If you’re looking for a dreamy massage that cocoons you in earthy, herbaceous goodness, look no further than a CBD massage.
CBD is one of many components that make up the cannabis sativa plant. Unlike THC, the component that produces a high, it’s largely non-psychoactive and therefore doesn’t induce a high. In a CBD massage, it’s applied topically to the skin, concentrated around specific areas of tension.

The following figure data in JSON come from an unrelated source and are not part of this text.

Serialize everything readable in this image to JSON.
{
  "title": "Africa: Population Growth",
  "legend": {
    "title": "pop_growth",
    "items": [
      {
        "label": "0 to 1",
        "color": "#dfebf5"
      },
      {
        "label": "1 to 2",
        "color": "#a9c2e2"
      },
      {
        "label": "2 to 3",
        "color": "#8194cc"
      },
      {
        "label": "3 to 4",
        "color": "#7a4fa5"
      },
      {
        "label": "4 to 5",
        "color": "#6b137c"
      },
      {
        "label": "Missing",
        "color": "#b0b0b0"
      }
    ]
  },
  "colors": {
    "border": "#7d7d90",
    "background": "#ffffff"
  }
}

Our at-home CBD massage is delivered in partnership with master CBD blenders, Gaia Guru. Their full-spectrum CBD oils and balms are massaged into the skin using a pressure of your choice. Your therapist will adapt the treatment to suit you, so you can ask for something sleep-inducing rather than powerful if you’re booking just before bedtime.
Reflexology foot massage works by targeting pressure points in your feet to indirectly stimulate different areas in the body. It’s a great alternative to a full-body massage if you don’t quite feel ready for one yet, or you spend a lot of time on your feet during the day. In one study of patients with acute coronary syndrome (ACS), it was shown to help significantly with sleep when combined with a foot bath.
Some people find that having one area of the body to mentally focus on helps the rest of your body to completely relax. It allows your attention to be absorbed and so before you know it, your shoulders, jaw and scalp let go of tension, too. It’s ideal when combined with a body scan meditation before bed.